If a person with breasts and full hips says he’s a man, he’s a man. If a person with a narrow, angular, tall build and a penis says they’re genderqueer, they’re genderqueer. Their identity matters more than my desire for categorisation and my insistence on imposing identities based on experiences with a ciscentric society. People are who they say they are, and denying their identities is disrespectful and hateful, in addition to incredibly damaging. ‘Trans enough’ is one reason many trans people feel unsafe, and may feel pressured into gender expression, even procedures, that they do not want — to pass, to be respected, to be treated like a human being.

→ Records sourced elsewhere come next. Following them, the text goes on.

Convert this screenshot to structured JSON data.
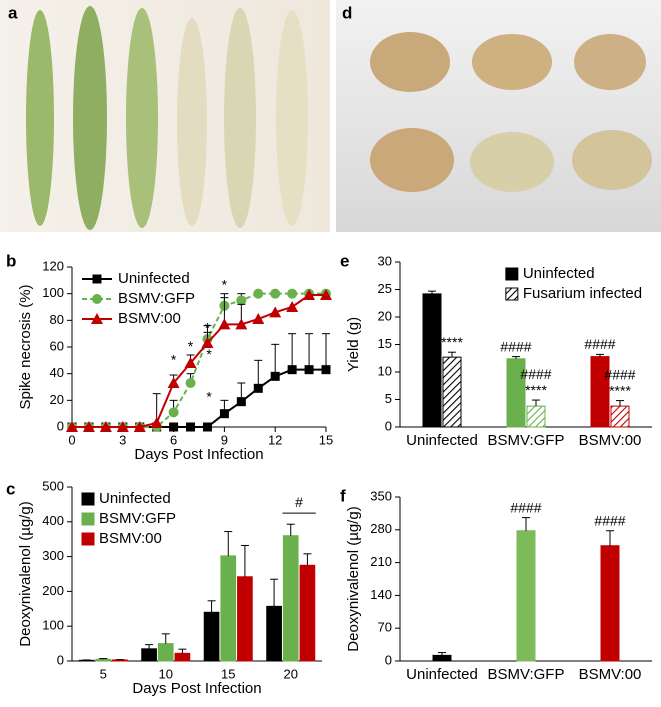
{
  "photo_panels": [
    {
      "label": "a"
    },
    {
      "label": "d"
    }
  ],
  "chart_data": [
    {
      "type": "line",
      "panel": "b",
      "xlabel": "Days Post Infection",
      "ylabel": "Spike necrosis (%)",
      "x": [
        0,
        1,
        2,
        3,
        4,
        5,
        6,
        7,
        8,
        9,
        10,
        11,
        12,
        13,
        14,
        15
      ],
      "xlim": [
        0,
        15
      ],
      "xticks": [
        0,
        3,
        6,
        9,
        12,
        15
      ],
      "ylim": [
        0,
        120
      ],
      "yticks": [
        0,
        20,
        40,
        60,
        80,
        100,
        120
      ],
      "legend": "upper left",
      "series": [
        {
          "name": "Uninfected",
          "color": "#000000",
          "marker": "square",
          "linestyle": "solid",
          "values": [
            0,
            0,
            0,
            0,
            0,
            0,
            0,
            0,
            0,
            10,
            19,
            29,
            38,
            43,
            43,
            43
          ],
          "errors": [
            null,
            null,
            null,
            null,
            null,
            null,
            null,
            null,
            null,
            10,
            14,
            21,
            24,
            27,
            27,
            27
          ]
        },
        {
          "name": "BSMV:GFP",
          "color": "#6ab04c",
          "marker": "circle",
          "linestyle": "dashed",
          "values": [
            0,
            0,
            0,
            0,
            0,
            0,
            11,
            33,
            66,
            91,
            95,
            100,
            100,
            100,
            100,
            100
          ],
          "errors": [
            null,
            null,
            null,
            null,
            null,
            null,
            9,
            7,
            10,
            9,
            5,
            null,
            null,
            null,
            null,
            null
          ]
        },
        {
          "name": "BSMV:00",
          "color": "#c00000",
          "marker": "triangle",
          "linestyle": "solid",
          "values": [
            0,
            0,
            0,
            0,
            0,
            3,
            33,
            48,
            63,
            77,
            77,
            81,
            86,
            90,
            99,
            99
          ],
          "errors": [
            null,
            null,
            null,
            null,
            null,
            22,
            6,
            6,
            8,
            20,
            15,
            null,
            null,
            null,
            null,
            null
          ]
        }
      ],
      "annotations": [
        {
          "text": "*",
          "x": 6,
          "y": 52
        },
        {
          "text": "*",
          "x": 7,
          "y": 62
        },
        {
          "text": "*",
          "x": 8,
          "y": 76
        },
        {
          "text": "*",
          "x": 8.1,
          "y": 56
        },
        {
          "text": "*",
          "x": 8.1,
          "y": 24
        },
        {
          "text": "*",
          "x": 9,
          "y": 108
        }
      ]
    },
    {
      "type": "bar",
      "panel": "c",
      "xlabel": "Days Post Infection",
      "ylabel": "Deoxynivalenol (µg/g)",
      "categories": [
        "5",
        "10",
        "15",
        "20"
      ],
      "ylim": [
        0,
        500
      ],
      "yticks": [
        0,
        100,
        200,
        300,
        400,
        500
      ],
      "legend": "upper left",
      "series": [
        {
          "name": "Uninfected",
          "color": "#000000",
          "values": [
            2,
            35,
            140,
            157
          ],
          "errors": [
            1,
            12,
            33,
            78
          ]
        },
        {
          "name": "BSMV:GFP",
          "color": "#6ab04c",
          "values": [
            5,
            50,
            302,
            360
          ],
          "errors": [
            2,
            28,
            70,
            33
          ]
        },
        {
          "name": "BSMV:00",
          "color": "#c00000",
          "values": [
            3,
            22,
            242,
            275
          ],
          "errors": [
            1,
            12,
            90,
            33
          ]
        }
      ],
      "annotations": [
        {
          "text": "#",
          "category": 3,
          "y": 425
        }
      ]
    },
    {
      "type": "bar",
      "panel": "e",
      "ylabel": "Yield (g)",
      "categories": [
        "Uninfected",
        "BSMV:GFP",
        "BSMV:00"
      ],
      "ylim": [
        0,
        30
      ],
      "yticks": [
        0,
        5,
        10,
        15,
        20,
        25,
        30
      ],
      "legend": "upper right",
      "series": [
        {
          "name": "Uninfected",
          "colors": [
            "#000000",
            "#6ab04c",
            "#c00000"
          ],
          "hatch": false,
          "values": [
            24.2,
            12.4,
            12.8
          ],
          "errors": [
            0.5,
            0.4,
            0.4
          ],
          "annotations": [
            [],
            [
              "####"
            ],
            [
              "####"
            ]
          ]
        },
        {
          "name": "Fusarium infected",
          "colors": [
            "#000000",
            "#6ab04c",
            "#c00000"
          ],
          "hatch": true,
          "values": [
            12.7,
            3.8,
            3.8
          ],
          "errors": [
            0.9,
            1.1,
            1.0
          ],
          "annotations": [
            [
              "****"
            ],
            [
              "####",
              "****"
            ],
            [
              "####",
              "****"
            ]
          ]
        }
      ]
    },
    {
      "type": "bar",
      "panel": "f",
      "ylabel": "Deoxynivalenol (µg/g)",
      "categories": [
        "Uninfected",
        "BSMV:GFP",
        "BSMV:00"
      ],
      "ylim": [
        0,
        350
      ],
      "yticks": [
        0,
        70,
        140,
        210,
        280,
        350
      ],
      "series": [
        {
          "colors": [
            "#000000",
            "#7dbb5a",
            "#c00000"
          ],
          "hatch": false,
          "values": [
            12,
            278,
            246
          ],
          "errors": [
            6,
            28,
            32
          ],
          "annotations": [
            [],
            [
              "####"
            ],
            [
              "####"
            ]
          ]
        }
      ]
    }
  ]
}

This doesn’t just come from cis people, but from some within the trans community itself, which is much more disgusting. Policing the gender of others is a mark of disrespect and it illustrates an utter lack of compassion from other people who have similar experiences — those who could relate and serve as mentors and supporters are suddenly enemies. A trans man is trans enough if he says he’s a trans man, even if he gives birth to the children he raises with his partner. A genderfluid person is genderfluid even with a moustache and sideburns, long legs and a heavy build, even if that person wears suits and ties and never presents in tutus or other nonnormative gender expressions. Gender isn’t about how you look, but how you are and what you experience — though people who do want access to transition and other supports deserve it, unequivocally, and need to be provided with what they need in compassionate, respectful environments.

It’s time for the gender police to stop, and it’s time for other people to take an active and assertive role in challenging their behaviours. When other trans people pass judgement, we need to say that it’s inappropriate, full stop, and it needs to end — yes, even those who feel threatened or concerned by the rise of complicated conversations about gender, even those who fear an erosion of identity or an increase in difficulty in accessing transition. When people, regardless of gender and past, make crude, and cruel, and awful comments, we, collectively — not just trans people but everyone — need to say that this is enough. ‘Trans enough’ is not a thing. You are trans enough if you say you are.

Some people may find this distasteful and special snowflakey and ridiculous. I honestly don’t care. Being respected as who you are is a basic human right, and forcibly defining someone’s gender is never, and will never be, appropriate. Period. End of discussion.